Die Beteiligten haben sich mit einer Entscheidung ohne mündliche Verhandlung einverstanden erklärt.
Zu weiteren Darstellung des Sachverhalts wird Bezug genommen auf die Verwaltungsakte der Beklagten, die Akte des SG und die Senatsakten.
Entscheidungsgründe:
Die form- und fristgerecht eingelegte Berufung des Klägers, über die der Senat im Einverständnis der Beteiligten ohne mündliche Verhandlung gemäß § 124 Abs. 2 Sozialgerichtsgesetz (SGG) entschieden hat, ist zulässig. Berufungsauschließungsgründe liegen nicht vor.

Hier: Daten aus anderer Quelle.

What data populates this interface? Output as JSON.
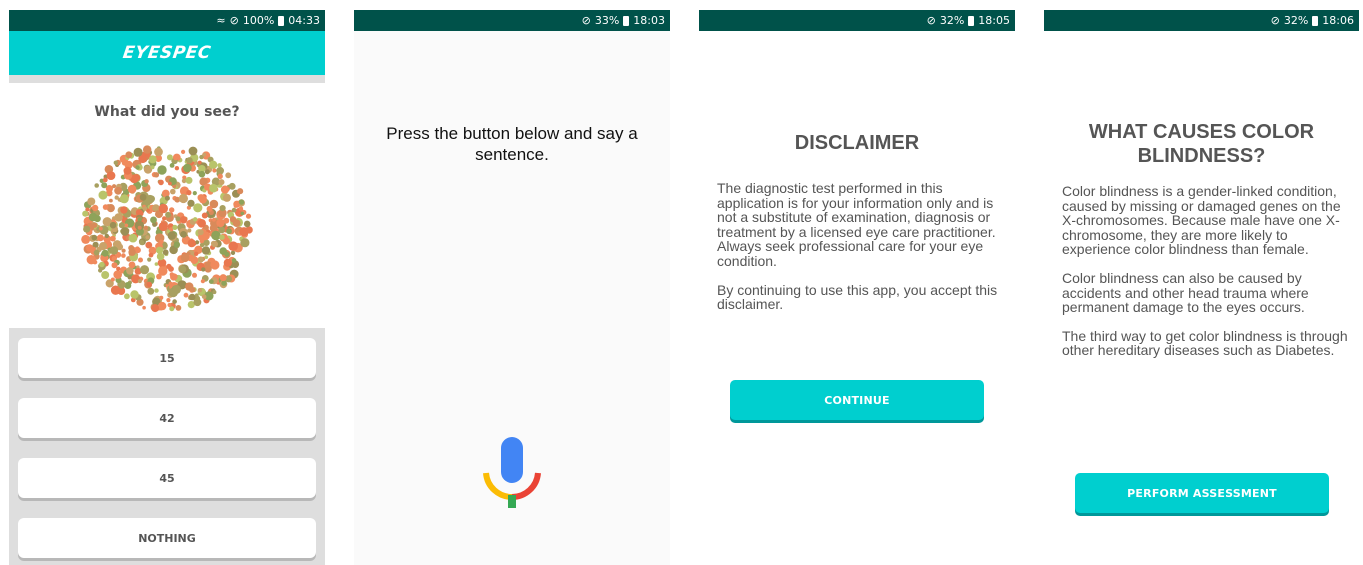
{
  "screen1": {
    "status": {
      "battery": "100%",
      "time": "04:33"
    },
    "header": {
      "logo": "EYESPEC"
    },
    "question": "What did you see?",
    "answers": [
      "15",
      "42",
      "45",
      "NOTHING"
    ]
  },
  "screen2": {
    "status": {
      "battery": "33%",
      "time": "18:03"
    },
    "prompt": "Press the button below and say a sentence."
  },
  "screen3": {
    "status": {
      "battery": "32%",
      "time": "18:05"
    },
    "title": "DISCLAIMER",
    "paragraph1": "The diagnostic test performed in this application is for your information only and is not a substitute of examination, diagnosis or treatment by a licensed eye care practitioner. Always seek professional care for your eye condition.",
    "paragraph2": "By continuing to use this app, you accept this disclaimer.",
    "button": "CONTINUE"
  },
  "screen4": {
    "status": {
      "battery": "32%",
      "time": "18:06"
    },
    "title": "WHAT CAUSES COLOR BLINDNESS?",
    "paragraph1": "Color blindness is a gender-linked condition, caused by missing or damaged genes on the X-chromosomes. Because male have one X-chromosome, they are more likely to experience color blindness than female.",
    "paragraph2": "Color blindness can also be caused by accidents and other head trauma where permanent damage to the eyes occurs.",
    "paragraph3": "The third way to get color blindness is through other hereditary diseases such as Diabetes.",
    "button": "PERFORM ASSESSMENT"
  },
  "colors": {
    "status_bar": "#00524a",
    "accent": "#00cfcf",
    "text_gray": "#555555",
    "plate_orange": "#f08a5d",
    "plate_olive": "#a8a060",
    "plate_green": "#b9c46a",
    "mic_blue": "#4285f4",
    "mic_red": "#ea4335",
    "mic_yellow": "#fbbc05",
    "mic_green": "#34a853"
  }
}
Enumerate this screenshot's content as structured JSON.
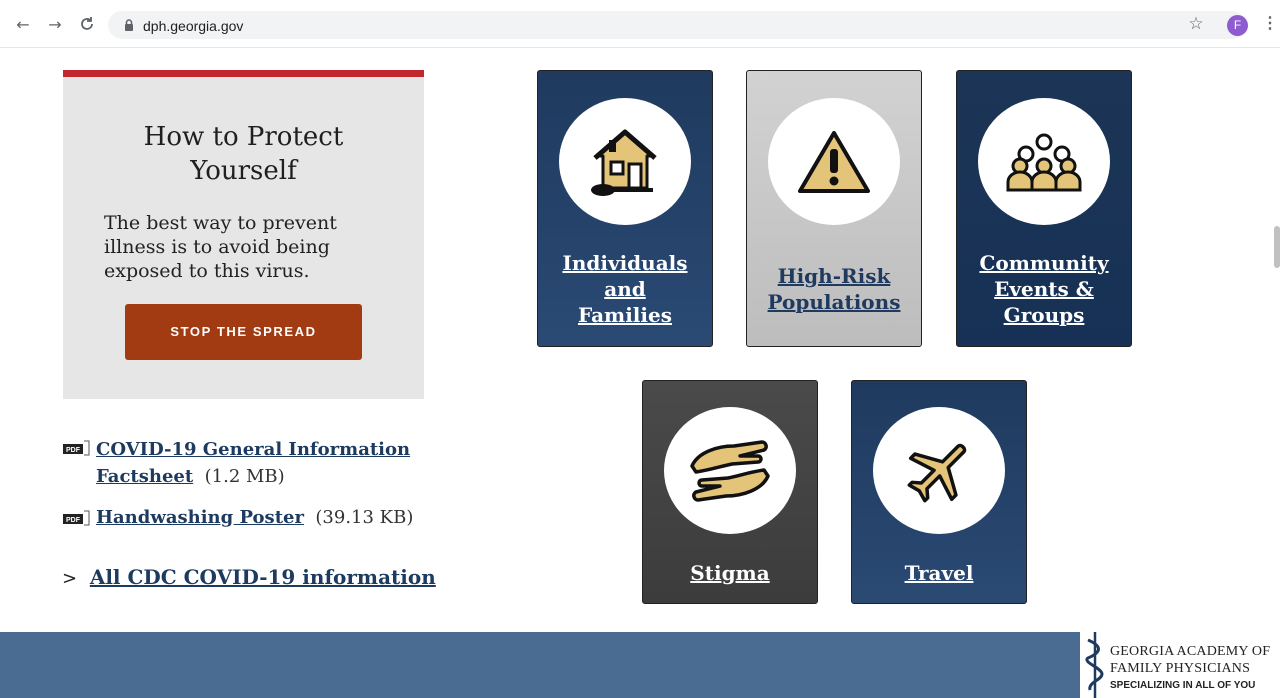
{
  "browser": {
    "back_icon": "←",
    "forward_icon": "→",
    "reload_icon": "C",
    "url": "dph.georgia.gov",
    "star_icon": "☆",
    "avatar_letter": "F",
    "menu_icon": "⋮"
  },
  "protect": {
    "title_line1": "How to Protect",
    "title_line2": "Yourself",
    "text": "The best way to prevent illness is to avoid being exposed to this virus.",
    "button": "STOP THE SPREAD"
  },
  "resources": [
    {
      "link_line1": "COVID-19 General Information",
      "link_line2": "Factsheet",
      "size": "(1.2 MB)"
    },
    {
      "link": "Handwashing Poster",
      "size": "(39.13 KB)"
    }
  ],
  "cdc": {
    "chevron": ">",
    "link": "All CDC COVID-19 information"
  },
  "tiles": [
    {
      "line1": "Individuals",
      "line2": "and",
      "line3": "Families",
      "icon": "house-icon"
    },
    {
      "line1": "High-Risk",
      "line2": "Populations",
      "icon": "warning-icon"
    },
    {
      "line1": "Community",
      "line2": "Events &",
      "line3": "Groups",
      "icon": "group-icon"
    },
    {
      "line1": "Stigma",
      "icon": "caring-hands-icon"
    },
    {
      "line1": "Travel",
      "icon": "airplane-icon"
    }
  ],
  "footer": {
    "logo_line1": "GEORGIA ACADEMY OF",
    "logo_line2": "FAMILY PHYSICIANS",
    "logo_line3": "SPECIALIZING IN ALL OF YOU"
  },
  "colors": {
    "accent_red": "#c2272d",
    "button_orange": "#a23a12",
    "navy": "#1f3a5e",
    "gold": "#e3c479",
    "footer_blue": "#4a6c93"
  }
}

Die Berufung des Klägers ist jedoch nicht begründet. Der Kläger hat keinen Anspruch auf Gewährung einer Rente aus der gesetzlichen Unfallversicherung. Der Gerichtsbescheid des Sozialgerichts Heilbronn vom 24. Februar 2005 und der Bescheid der Beklagten vom 5. Juni 2003 in der Gestalt des Widerspruchsbescheides vom 12. November 2003 sind daher im Ergebnis nicht zu beanstanden.

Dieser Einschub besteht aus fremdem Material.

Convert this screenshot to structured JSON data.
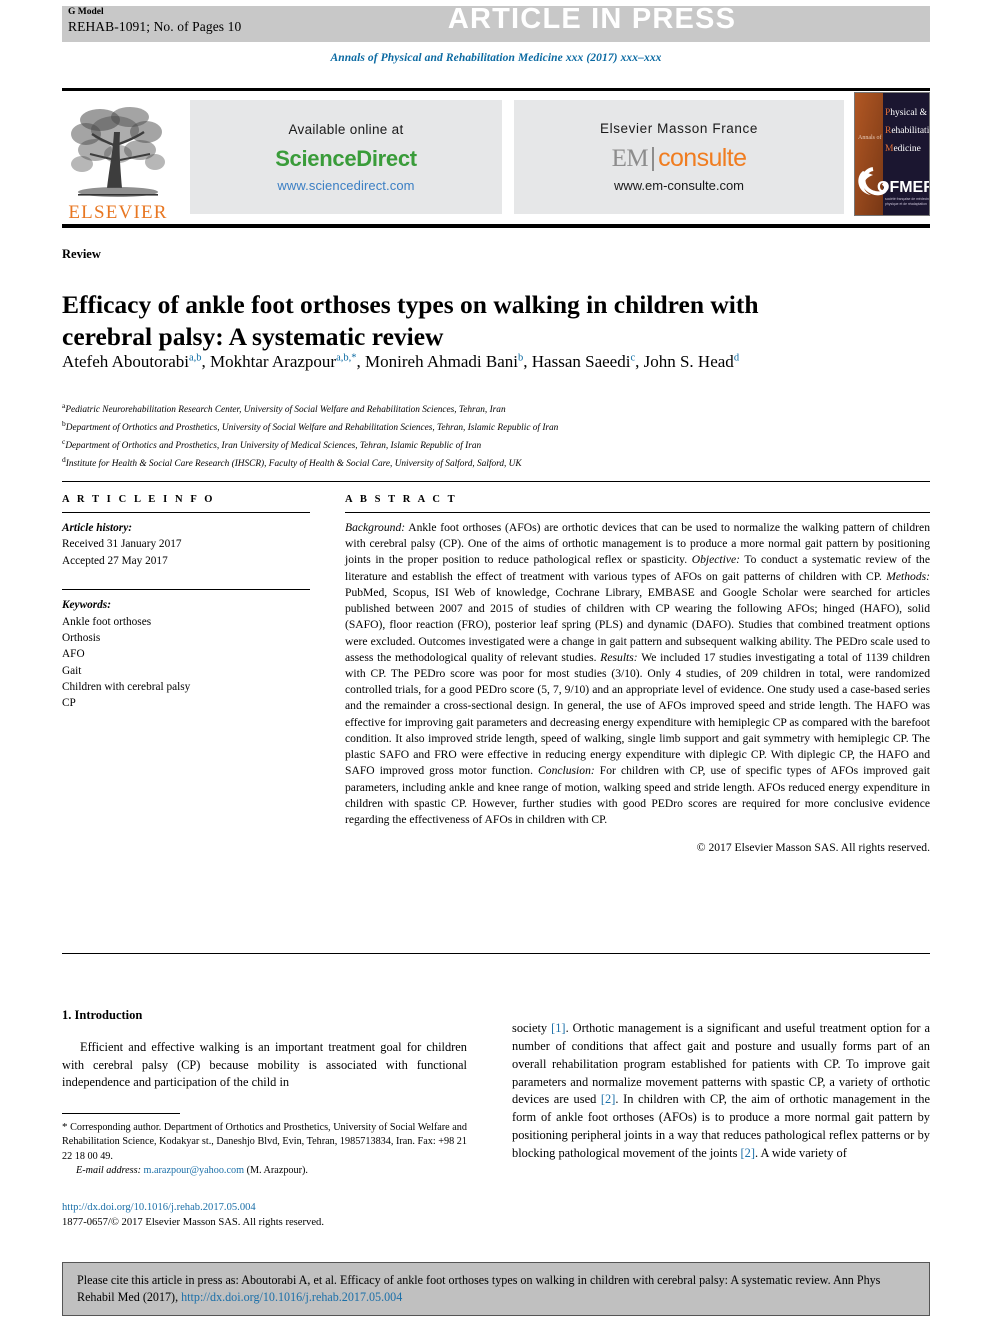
{
  "header": {
    "g_model": "G Model",
    "reference": "REHAB-1091; No. of Pages 10",
    "article_in_press": "ARTICLE IN PRESS",
    "journal_line": "Annals of Physical and Rehabilitation Medicine xxx (2017) xxx–xxx"
  },
  "masthead": {
    "elsevier_wordmark": "ELSEVIER",
    "sciencedirect": {
      "available_online": "Available online at",
      "logo": "ScienceDirect",
      "url": "www.sciencedirect.com"
    },
    "emconsulte": {
      "publisher": "Elsevier Masson France",
      "logo_left": "EM",
      "logo_right": "consulte",
      "url": "www.em-consulte.com"
    },
    "sofmer": {
      "annals_of": "Annals of",
      "line1": "Physical &",
      "line2": "Rehabilitation",
      "line3": "Medicine",
      "society": "SOFMER",
      "society_sub": "Société Française de Médecine Physique et de Réadaptation"
    }
  },
  "article": {
    "type_label": "Review",
    "title": "Efficacy of ankle foot orthoses types on walking in children with cerebral palsy: A systematic review",
    "authors_html": "Atefeh Aboutorabi<sup>a,b</sup>, Mokhtar Arazpour<sup>a,b,*</sup>, Monireh Ahmadi Bani<sup>b</sup>, Hassan Saeedi<sup>c</sup>, John S. Head<sup>d</sup>",
    "affiliations": [
      {
        "marker": "a",
        "text": "Pediatric Neurorehabilitation Research Center, University of Social Welfare and Rehabilitation Sciences, Tehran, Iran"
      },
      {
        "marker": "b",
        "text": "Department of Orthotics and Prosthetics, University of Social Welfare and Rehabilitation Sciences, Tehran, Islamic Republic of Iran"
      },
      {
        "marker": "c",
        "text": "Department of Orthotics and Prosthetics, Iran University of Medical Sciences, Tehran, Islamic Republic of Iran"
      },
      {
        "marker": "d",
        "text": "Institute for Health & Social Care Research (IHSCR), Faculty of Health & Social Care, University of Salford, Salford, UK"
      }
    ]
  },
  "article_info": {
    "heading": "A R T I C L E   I N F O",
    "history_label": "Article history:",
    "received": "Received 31 January 2017",
    "accepted": "Accepted 27 May 2017",
    "keywords_label": "Keywords:",
    "keywords": [
      "Ankle foot orthoses",
      "Orthosis",
      "AFO",
      "Gait",
      "Children with cerebral palsy",
      "CP"
    ]
  },
  "abstract": {
    "heading": "A B S T R A C T",
    "sections": [
      {
        "lead": "Background:",
        "text": " Ankle foot orthoses (AFOs) are orthotic devices that can be used to normalize the walking pattern of children with cerebral palsy (CP). One of the aims of orthotic management is to produce a more normal gait pattern by positioning joints in the proper position to reduce pathological reflex or spasticity."
      },
      {
        "lead": "Objective:",
        "text": " To conduct a systematic review of the literature and establish the effect of treatment with various types of AFOs on gait patterns of children with CP."
      },
      {
        "lead": "Methods:",
        "text": " PubMed, Scopus, ISI Web of knowledge, Cochrane Library, EMBASE and Google Scholar were searched for articles published between 2007 and 2015 of studies of children with CP wearing the following AFOs; hinged (HAFO), solid (SAFO), floor reaction (FRO), posterior leaf spring (PLS) and dynamic (DAFO). Studies that combined treatment options were excluded. Outcomes investigated were a change in gait pattern and subsequent walking ability. The PEDro scale used to assess the methodological quality of relevant studies."
      },
      {
        "lead": "Results:",
        "text": " We included 17 studies investigating a total of 1139 children with CP. The PEDro score was poor for most studies (3/10). Only 4 studies, of 209 children in total, were randomized controlled trials, for a good PEDro score (5, 7, 9/10) and an appropriate level of evidence. One study used a case-based series and the remainder a cross-sectional design. In general, the use of AFOs improved speed and stride length. The HAFO was effective for improving gait parameters and decreasing energy expenditure with hemiplegic CP as compared with the barefoot condition. It also improved stride length, speed of walking, single limb support and gait symmetry with hemiplegic CP. The plastic SAFO and FRO were effective in reducing energy expenditure with diplegic CP. With diplegic CP, the HAFO and SAFO improved gross motor function."
      },
      {
        "lead": "Conclusion:",
        "text": " For children with CP, use of specific types of AFOs improved gait parameters, including ankle and knee range of motion, walking speed and stride length. AFOs reduced energy expenditure in children with spastic CP. However, further studies with good PEDro scores are required for more conclusive evidence regarding the effectiveness of AFOs in children with CP."
      }
    ],
    "copyright": "© 2017 Elsevier Masson SAS. All rights reserved."
  },
  "body": {
    "section_heading": "1. Introduction",
    "left_paragraph": "Efficient and effective walking is an important treatment goal for children with cerebral palsy (CP) because mobility is associated with functional independence and participation of the child in",
    "right_paragraph_parts": [
      {
        "type": "text",
        "value": "society "
      },
      {
        "type": "cite",
        "value": "[1]"
      },
      {
        "type": "text",
        "value": ". Orthotic management is a significant and useful treatment option for a number of conditions that affect gait and posture and usually forms part of an overall rehabilitation program established for patients with CP. To improve gait parameters and normalize movement patterns with spastic CP, a variety of orthotic devices are used "
      },
      {
        "type": "cite",
        "value": "[2]"
      },
      {
        "type": "text",
        "value": ". In children with CP, the aim of orthotic management in the form of ankle foot orthoses (AFOs) is to produce a more normal gait pattern by positioning peripheral joints in a way that reduces pathological reflex patterns or by blocking pathological movement of the joints "
      },
      {
        "type": "cite",
        "value": "[2]"
      },
      {
        "type": "text",
        "value": ". A wide variety of"
      }
    ]
  },
  "footnote": {
    "star": "*",
    "corresponding": " Corresponding author. Department of Orthotics and Prosthetics, University of Social Welfare and Rehabilitation Science, Kodakyar st., Daneshjo Blvd, Evin, Tehran, 1985713834, Iran. Fax: +98 21 22 18 00 49.",
    "email_label": "E-mail address:",
    "email": "m.arazpour@yahoo.com",
    "email_suffix": " (M. Arazpour)."
  },
  "doi_block": {
    "doi": "http://dx.doi.org/10.1016/j.rehab.2017.05.004",
    "issn_line": "1877-0657/© 2017 Elsevier Masson SAS. All rights reserved."
  },
  "citation_footer": {
    "text_before": "Please cite this article in press as: Aboutorabi A, et al. Efficacy of ankle foot orthoses types on walking in children with cerebral palsy: A systematic review. Ann Phys Rehabil Med (2017), ",
    "link": "http://dx.doi.org/10.1016/j.rehab.2017.05.004"
  },
  "colors": {
    "journal_blue": "#0b6aa2",
    "elsevier_orange": "#E87722",
    "sciencedirect_green": "#3a9c3a",
    "link_blue": "#1b6fa8",
    "band_grey": "#c8c8c8",
    "panel_grey": "#e6e7e8",
    "footer_grey": "#c0c0c0"
  }
}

Gemäß § 56 Abs. 1 Satz 1 SGB VII haben Versicherte, deren Erwerbsfähigkeit infolge eines Versicherungsfalles - hier eines Arbeitsunfalles im Sinne des § 8 SGB VII - über die 26. Woche nach dem Versicherungsfall hinaus um wenigstens 20 v.H. gemindert ist, Anspruch auf eine Rente.
Voraussetzung für die Anerkennung einer Gesundheitsstörung als Folge eines Arbeitsunfalles ist u.a. ein wesentlicher ursächlicher Zusammenhang zwischen dem Unfallereignis und einem Gesundheitserstschaden (haftungsbegründende Kausalität) und dem Gesundheitserstschaden und der fortdauernden Gesundheitsstörung (sog. haftungsausfüllende Kausalität). Dabei müssen die anspruchsbegründenden Tatsachen, zu denen - neben der versicherten Tätigkeit und dem Unfallereignis - der Gesundheitserstschaden und die eingetretenen fortdauernden Gesundheitsstörungen gehören, mit einem der Gewissheit nahekommenden Grad der Wahrscheinlichkeit erwiesen sein.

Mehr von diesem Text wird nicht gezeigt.